Samples were sent for testing at the Porton Down science laboratories in Wiltshire and, after returning an Ebola diagnosis, the patient was transferred to the Royal Free in London.
Following the drills the Health Secretary Jeremy Hunt said he was "doubly reassured" the NHS could cope with any potential outbreak and was confident "robust plans" are in place if the disease reached the UK.
He said: "This is an extremely useful exercise and I feel doubly reassured that we have robust plans in place in the event that we get an ebola case in the UK.
"We will evaluate what went well and what we need to improve. This exercise is just one small part of our ongoing contingency plans for ebola. It builds on activity we routinely practise for a wide variety of illnesses and other emergencies."
The government recently announced that in an effort to thwart the spread of the disease passengers at major terminals will be checked for potential symptoms of virus. All ports in the UK will also be monitoring ships for any potential signs of Ebola in a bid to stop the virus spreading to Britain.
There is currently no effective vaccine for ebola, but Russia announced on Saturday (11 October) that it expected to produce three within the next six months.
In Spain, three more people are under observation in a Madrid hospital, taking the number currently being monitored for ebola symptoms to 16.
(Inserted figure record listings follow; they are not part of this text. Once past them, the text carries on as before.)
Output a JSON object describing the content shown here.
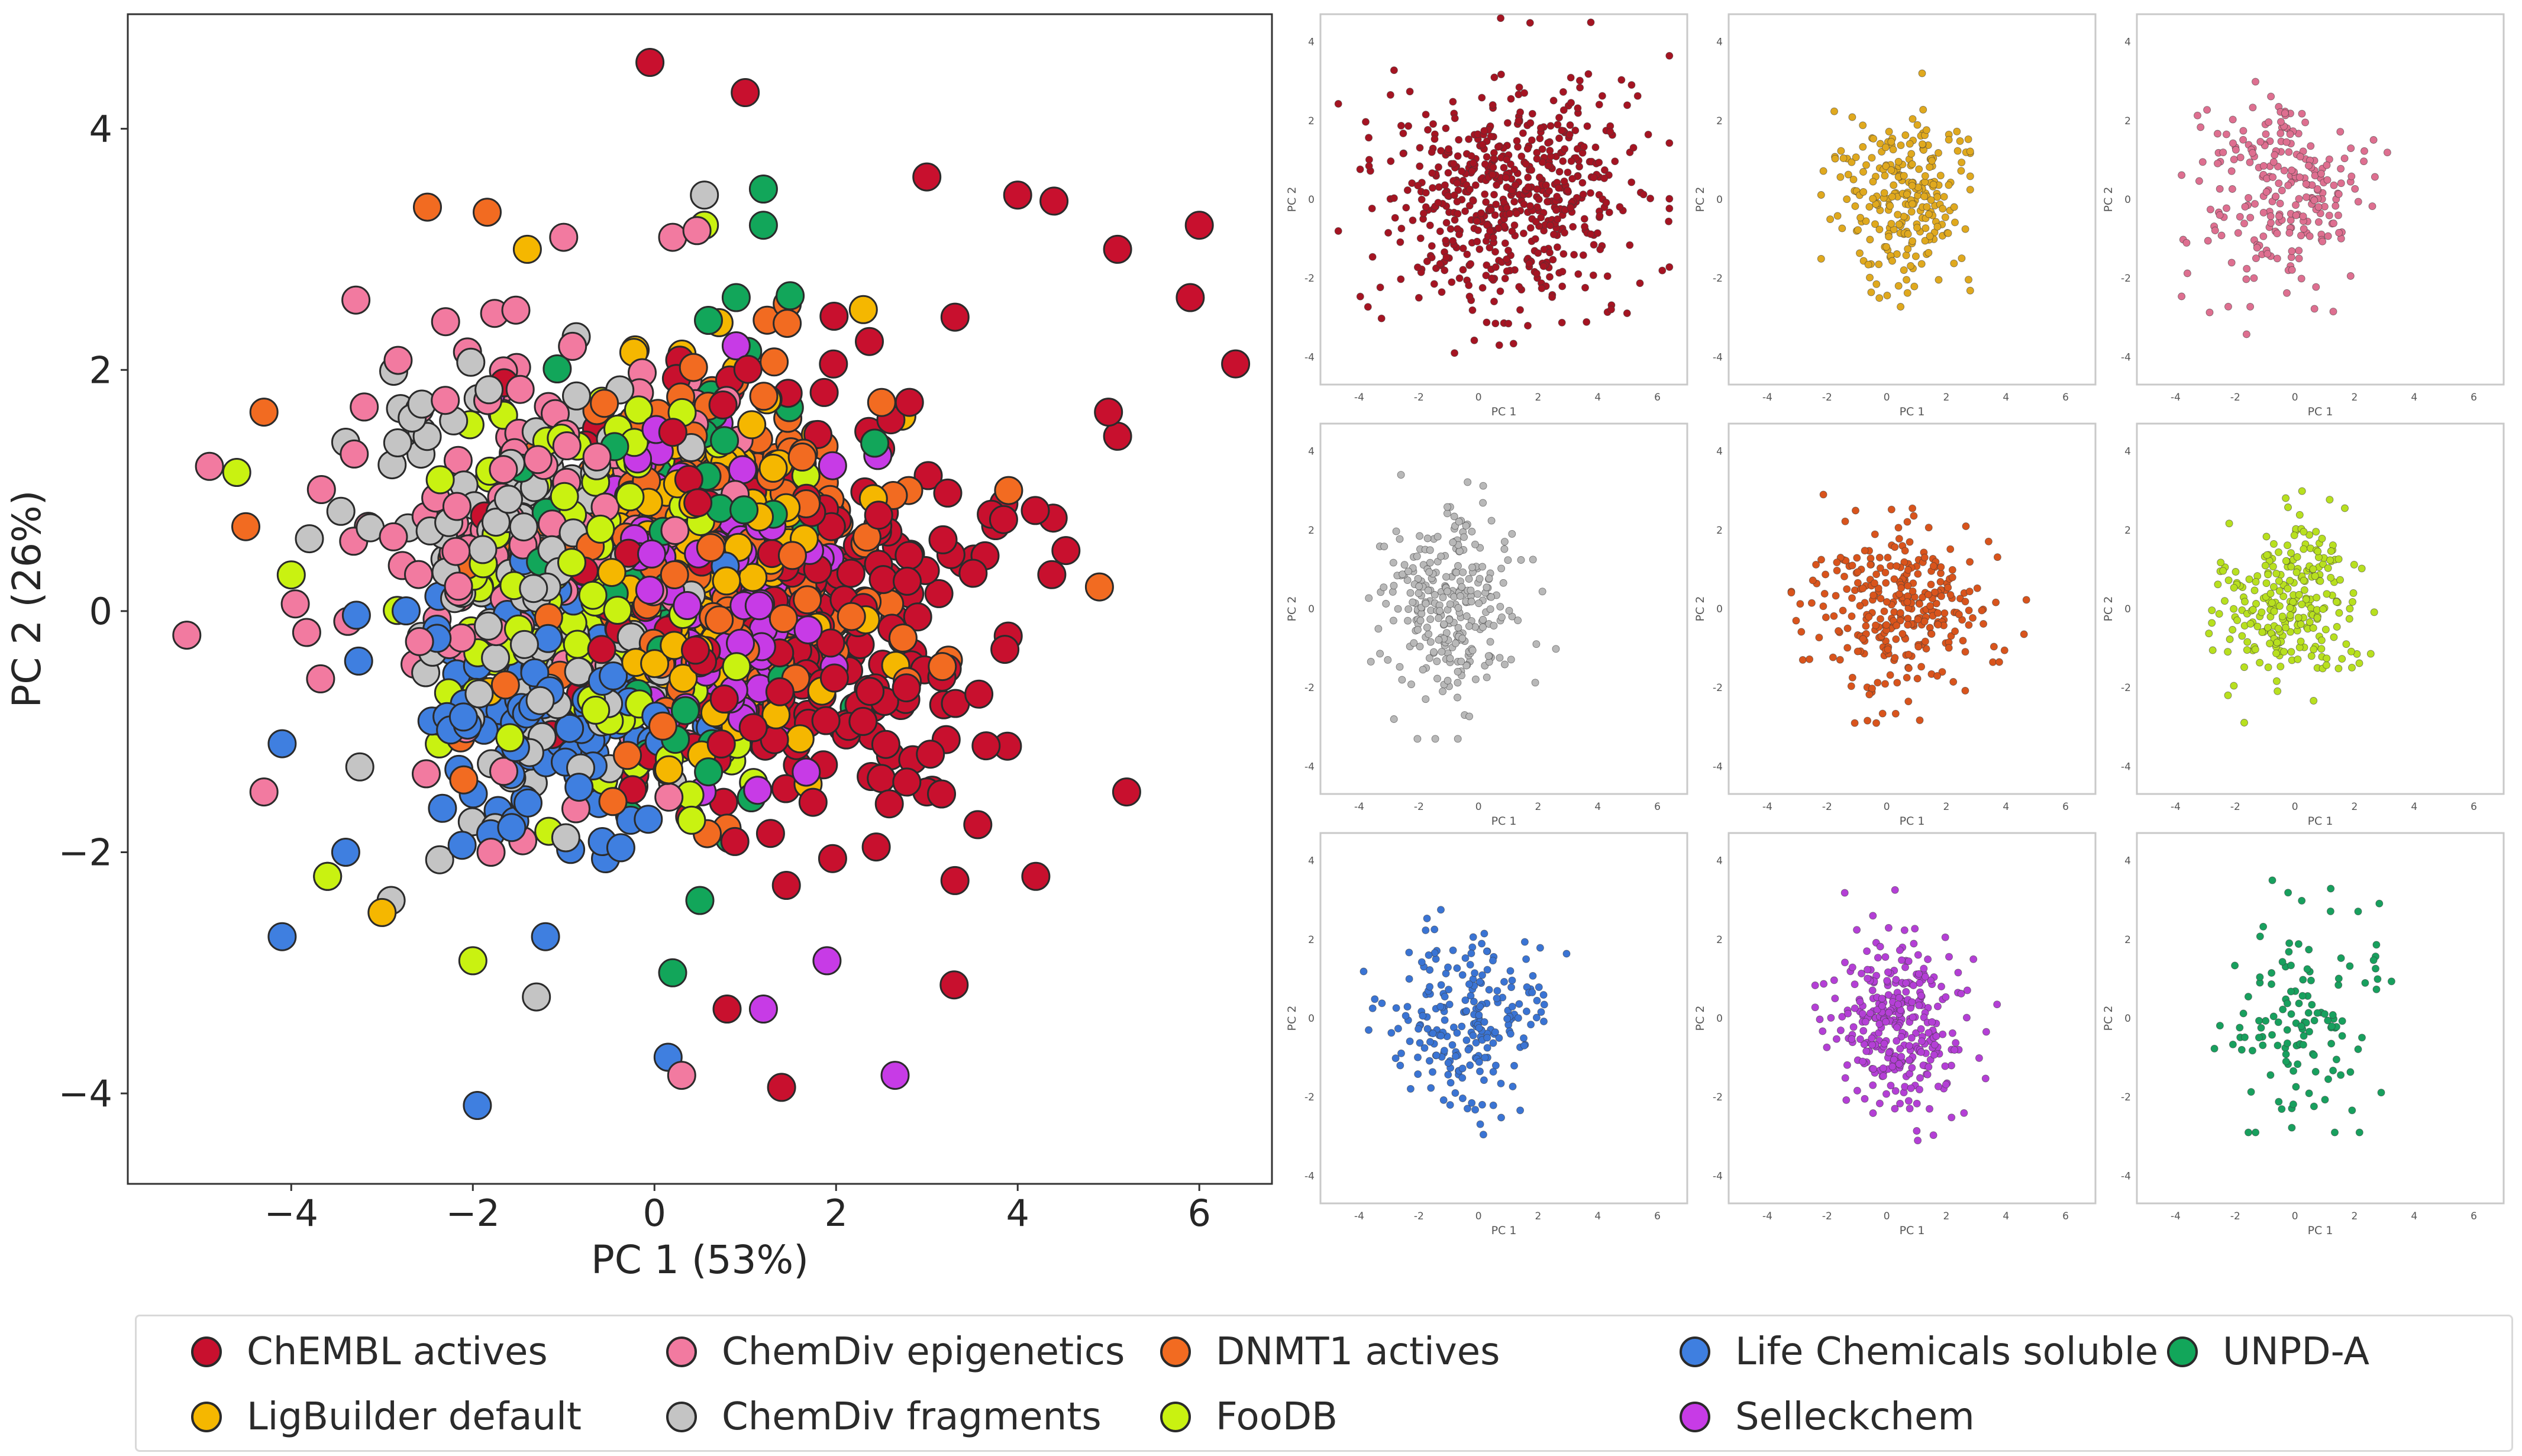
{
  "chart_data": [
    {
      "type": "scatter",
      "panel": "main",
      "title": "",
      "xlabel": "PC 1 (53%)",
      "ylabel": "PC 2 (26%)",
      "xlim": [
        -5.8,
        6.8
      ],
      "ylim": [
        -4.75,
        4.95
      ],
      "xticks": [
        -4,
        -2,
        0,
        2,
        4,
        6
      ],
      "xtick_labels": [
        "−4",
        "−2",
        "0",
        "2",
        "4",
        "6"
      ],
      "yticks": [
        -4,
        -2,
        0,
        2,
        4
      ],
      "ytick_labels": [
        "−4",
        "−2",
        "0",
        "2",
        "4"
      ],
      "grid": false,
      "series": [
        {
          "name": "ChEMBL actives",
          "color": "#c8102e",
          "approx_points": 520,
          "center": [
            1.6,
            0.0
          ],
          "spread": [
            1.7,
            1.3
          ],
          "representative_points": [
            [
              -0.05,
              4.55
            ],
            [
              1.0,
              4.3
            ],
            [
              3.0,
              3.6
            ],
            [
              4.0,
              3.45
            ],
            [
              4.4,
              3.4
            ],
            [
              5.1,
              3.0
            ],
            [
              6.0,
              3.2
            ],
            [
              5.9,
              2.6
            ],
            [
              6.4,
              2.05
            ],
            [
              5.0,
              1.65
            ],
            [
              5.1,
              1.45
            ],
            [
              5.2,
              -1.5
            ],
            [
              4.2,
              -2.2
            ],
            [
              3.3,
              -3.1
            ],
            [
              1.4,
              -3.95
            ],
            [
              0.8,
              -3.3
            ],
            [
              2.6,
              -1.2
            ],
            [
              3.0,
              -1.5
            ]
          ]
        },
        {
          "name": "ChemDiv epigenetics",
          "color": "#f27aa0",
          "approx_points": 300,
          "center": [
            -1.2,
            0.5
          ],
          "spread": [
            1.4,
            1.2
          ],
          "representative_points": [
            [
              -5.15,
              -0.2
            ],
            [
              -4.9,
              1.2
            ],
            [
              -2.3,
              2.4
            ],
            [
              -1.0,
              3.1
            ],
            [
              0.2,
              3.1
            ],
            [
              -4.3,
              -1.5
            ],
            [
              0.3,
              -3.85
            ],
            [
              -1.8,
              -2.0
            ]
          ]
        },
        {
          "name": "DNMT1 actives",
          "color": "#f26b21",
          "approx_points": 380,
          "center": [
            0.6,
            0.4
          ],
          "spread": [
            1.6,
            1.1
          ],
          "representative_points": [
            [
              -2.5,
              3.35
            ],
            [
              -4.3,
              1.65
            ],
            [
              -4.5,
              0.7
            ],
            [
              4.9,
              0.2
            ],
            [
              3.9,
              1.0
            ],
            [
              2.8,
              1.0
            ],
            [
              -2.1,
              -1.4
            ],
            [
              0.8,
              -1.8
            ]
          ]
        },
        {
          "name": "Life Chemicals soluble",
          "color": "#3f7fe0",
          "approx_points": 280,
          "center": [
            -1.0,
            -0.6
          ],
          "spread": [
            1.1,
            0.9
          ],
          "representative_points": [
            [
              -1.95,
              -4.1
            ],
            [
              0.15,
              -3.7
            ],
            [
              -4.1,
              -2.7
            ],
            [
              -3.4,
              -2.0
            ],
            [
              -1.2,
              -2.7
            ],
            [
              -4.1,
              -1.1
            ]
          ]
        },
        {
          "name": "UNPD-A",
          "color": "#12a65a",
          "approx_points": 160,
          "center": [
            0.4,
            0.6
          ],
          "spread": [
            1.2,
            1.2
          ],
          "representative_points": [
            [
              1.2,
              3.5
            ],
            [
              0.9,
              2.6
            ],
            [
              1.2,
              3.2
            ],
            [
              0.5,
              -2.4
            ],
            [
              0.2,
              -3.0
            ],
            [
              2.2,
              -0.8
            ]
          ]
        },
        {
          "name": "LigBuilder default",
          "color": "#f5b700",
          "approx_points": 320,
          "center": [
            0.6,
            0.3
          ],
          "spread": [
            1.0,
            0.9
          ],
          "representative_points": [
            [
              -1.4,
              3.0
            ],
            [
              0.9,
              2.0
            ],
            [
              2.3,
              2.5
            ],
            [
              -3.6,
              -2.2
            ],
            [
              -3.0,
              -2.5
            ]
          ]
        },
        {
          "name": "ChemDiv fragments",
          "color": "#c4c4c4",
          "approx_points": 360,
          "center": [
            -1.2,
            0.2
          ],
          "spread": [
            1.2,
            1.2
          ],
          "representative_points": [
            [
              0.55,
              3.45
            ],
            [
              -3.4,
              1.4
            ],
            [
              -3.8,
              0.6
            ],
            [
              -1.3,
              -3.2
            ],
            [
              -2.9,
              -2.4
            ]
          ]
        },
        {
          "name": "FooDB",
          "color": "#c9f211",
          "approx_points": 330,
          "center": [
            -0.6,
            0.2
          ],
          "spread": [
            1.2,
            1.0
          ],
          "representative_points": [
            [
              -4.6,
              1.15
            ],
            [
              -4.0,
              0.3
            ],
            [
              -3.6,
              -2.2
            ],
            [
              -2.0,
              -2.9
            ],
            [
              0.55,
              3.2
            ]
          ]
        },
        {
          "name": "Selleckchem",
          "color": "#c73be6",
          "approx_points": 390,
          "center": [
            0.6,
            0.1
          ],
          "spread": [
            0.9,
            0.8
          ],
          "representative_points": [
            [
              2.65,
              -3.85
            ],
            [
              1.9,
              -2.9
            ],
            [
              1.2,
              -3.3
            ],
            [
              -1.8,
              1.8
            ],
            [
              0.9,
              2.2
            ]
          ]
        }
      ]
    },
    {
      "type": "scatter",
      "panel": "small-1",
      "series_name": "ChEMBL actives",
      "color": "#a51422",
      "xlabel": "PC 1",
      "ylabel": "PC 2",
      "xlim": [
        -5.3,
        7.0
      ],
      "ylim": [
        -4.7,
        4.7
      ],
      "xticks": [
        -4,
        -2,
        0,
        2,
        4,
        6
      ],
      "yticks": [
        -4,
        -2,
        0,
        2,
        4
      ],
      "approx_points": 750,
      "center": [
        0.9,
        0.0
      ],
      "spread": [
        2.1,
        1.4
      ],
      "x_range": [
        -4.7,
        6.4
      ],
      "y_range": [
        -3.9,
        4.6
      ]
    },
    {
      "type": "scatter",
      "panel": "small-2",
      "series_name": "LigBuilder default",
      "color": "#e0a91e",
      "approx_points": 320,
      "xlabel": "PC 1",
      "ylabel": "PC 2",
      "xlim": [
        -5.3,
        7.0
      ],
      "ylim": [
        -4.7,
        4.7
      ],
      "xticks": [
        -4,
        -2,
        0,
        2,
        4,
        6
      ],
      "yticks": [
        -4,
        -2,
        0,
        2,
        4
      ],
      "center": [
        0.5,
        0.1
      ],
      "spread": [
        1.1,
        1.1
      ],
      "x_range": [
        -2.2,
        2.8
      ],
      "y_range": [
        -3.0,
        3.2
      ]
    },
    {
      "type": "scatter",
      "panel": "small-3",
      "series_name": "ChemDiv epigenetics",
      "color": "#de6f90",
      "approx_points": 300,
      "xlabel": "PC 1",
      "ylabel": "PC 2",
      "xlim": [
        -5.3,
        7.0
      ],
      "ylim": [
        -4.7,
        4.7
      ],
      "xticks": [
        -4,
        -2,
        0,
        2,
        4,
        6
      ],
      "yticks": [
        -4,
        -2,
        0,
        2,
        4
      ],
      "center": [
        -0.5,
        0.3
      ],
      "spread": [
        1.3,
        1.2
      ],
      "x_range": [
        -3.8,
        3.1
      ],
      "y_range": [
        -3.8,
        3.1
      ]
    },
    {
      "type": "scatter",
      "panel": "small-4",
      "series_name": "ChemDiv fragments",
      "color": "#b8b8b8",
      "approx_points": 360,
      "xlabel": "PC 1",
      "ylabel": "PC 2",
      "xlim": [
        -5.3,
        7.0
      ],
      "ylim": [
        -4.7,
        4.7
      ],
      "xticks": [
        -4,
        -2,
        0,
        2,
        4,
        6
      ],
      "yticks": [
        -4,
        -2,
        0,
        2,
        4
      ],
      "center": [
        -0.8,
        0.0
      ],
      "spread": [
        1.1,
        1.2
      ],
      "x_range": [
        -4.2,
        3.4
      ],
      "y_range": [
        -3.3,
        3.4
      ]
    },
    {
      "type": "scatter",
      "panel": "small-5",
      "series_name": "DNMT1 actives",
      "color": "#d9541c",
      "approx_points": 380,
      "xlabel": "PC 1",
      "ylabel": "PC 2",
      "xlim": [
        -5.3,
        7.0
      ],
      "ylim": [
        -4.7,
        4.7
      ],
      "xticks": [
        -4,
        -2,
        0,
        2,
        4,
        6
      ],
      "yticks": [
        -4,
        -2,
        0,
        2,
        4
      ],
      "center": [
        0.3,
        0.0
      ],
      "spread": [
        1.5,
        1.1
      ],
      "x_range": [
        -3.2,
        4.9
      ],
      "y_range": [
        -2.9,
        2.9
      ]
    },
    {
      "type": "scatter",
      "panel": "small-6",
      "series_name": "FooDB",
      "color": "#b8e01f",
      "approx_points": 330,
      "xlabel": "PC 1",
      "ylabel": "PC 2",
      "xlim": [
        -5.3,
        7.0
      ],
      "ylim": [
        -4.7,
        4.7
      ],
      "xticks": [
        -4,
        -2,
        0,
        2,
        4,
        6
      ],
      "yticks": [
        -4,
        -2,
        0,
        2,
        4
      ],
      "center": [
        -0.2,
        0.1
      ],
      "spread": [
        1.2,
        1.0
      ],
      "x_range": [
        -4.8,
        4.0
      ],
      "y_range": [
        -3.0,
        3.2
      ]
    },
    {
      "type": "scatter",
      "panel": "small-7",
      "series_name": "Life Chemicals soluble",
      "color": "#3a74d4",
      "approx_points": 280,
      "xlabel": "PC 1",
      "ylabel": "PC 2",
      "xlim": [
        -5.3,
        7.0
      ],
      "ylim": [
        -4.7,
        4.7
      ],
      "xticks": [
        -4,
        -2,
        0,
        2,
        4,
        6
      ],
      "yticks": [
        -4,
        -2,
        0,
        2,
        4
      ],
      "center": [
        -0.4,
        0.0
      ],
      "spread": [
        1.3,
        1.1
      ],
      "x_range": [
        -4.0,
        3.6
      ],
      "y_range": [
        -4.1,
        3.2
      ]
    },
    {
      "type": "scatter",
      "panel": "small-8",
      "series_name": "Selleckchem",
      "color": "#b43fd6",
      "approx_points": 390,
      "xlabel": "PC 1",
      "ylabel": "PC 2",
      "xlim": [
        -5.3,
        7.0
      ],
      "ylim": [
        -4.7,
        4.7
      ],
      "xticks": [
        -4,
        -2,
        0,
        2,
        4,
        6
      ],
      "yticks": [
        -4,
        -2,
        0,
        2,
        4
      ],
      "center": [
        0.4,
        -0.2
      ],
      "spread": [
        1.1,
        1.1
      ],
      "x_range": [
        -2.4,
        3.7
      ],
      "y_range": [
        -3.4,
        3.6
      ]
    },
    {
      "type": "scatter",
      "panel": "small-9",
      "series_name": "UNPD-A",
      "color": "#18a05e",
      "approx_points": 160,
      "xlabel": "PC 1",
      "ylabel": "PC 2",
      "xlim": [
        -5.3,
        7.0
      ],
      "ylim": [
        -4.7,
        4.7
      ],
      "xticks": [
        -4,
        -2,
        0,
        2,
        4,
        6
      ],
      "yticks": [
        -4,
        -2,
        0,
        2,
        4
      ],
      "center": [
        0.3,
        0.0
      ],
      "spread": [
        1.3,
        1.5
      ],
      "x_range": [
        -2.7,
        3.5
      ],
      "y_range": [
        -2.9,
        3.5
      ]
    }
  ],
  "legend": {
    "items": [
      {
        "label": "ChEMBL actives",
        "color": "#c8102e"
      },
      {
        "label": "ChemDiv epigenetics",
        "color": "#f27aa0"
      },
      {
        "label": "DNMT1 actives",
        "color": "#f26b21"
      },
      {
        "label": "Life Chemicals soluble",
        "color": "#3f7fe0"
      },
      {
        "label": "UNPD-A",
        "color": "#12a65a"
      },
      {
        "label": "LigBuilder default",
        "color": "#f5b700"
      },
      {
        "label": "ChemDiv fragments",
        "color": "#c4c4c4"
      },
      {
        "label": "FooDB",
        "color": "#c9f211"
      },
      {
        "label": "Selleckchem",
        "color": "#c73be6"
      }
    ]
  }
}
44-year-old Spanish nurse Teresa Romero, the first person known to have contracted the disease outside West Africa during the current outbreak, remains in a stable condition.
Around 4,000 people have died after contracting ebola which broke out in western Africa in March.
The UN warned that the number of recorded cases is doubling every week.
Earlier, the director of the Centers for Disease Control warned that unless action is taken, Ebola could become the world's "next Aids".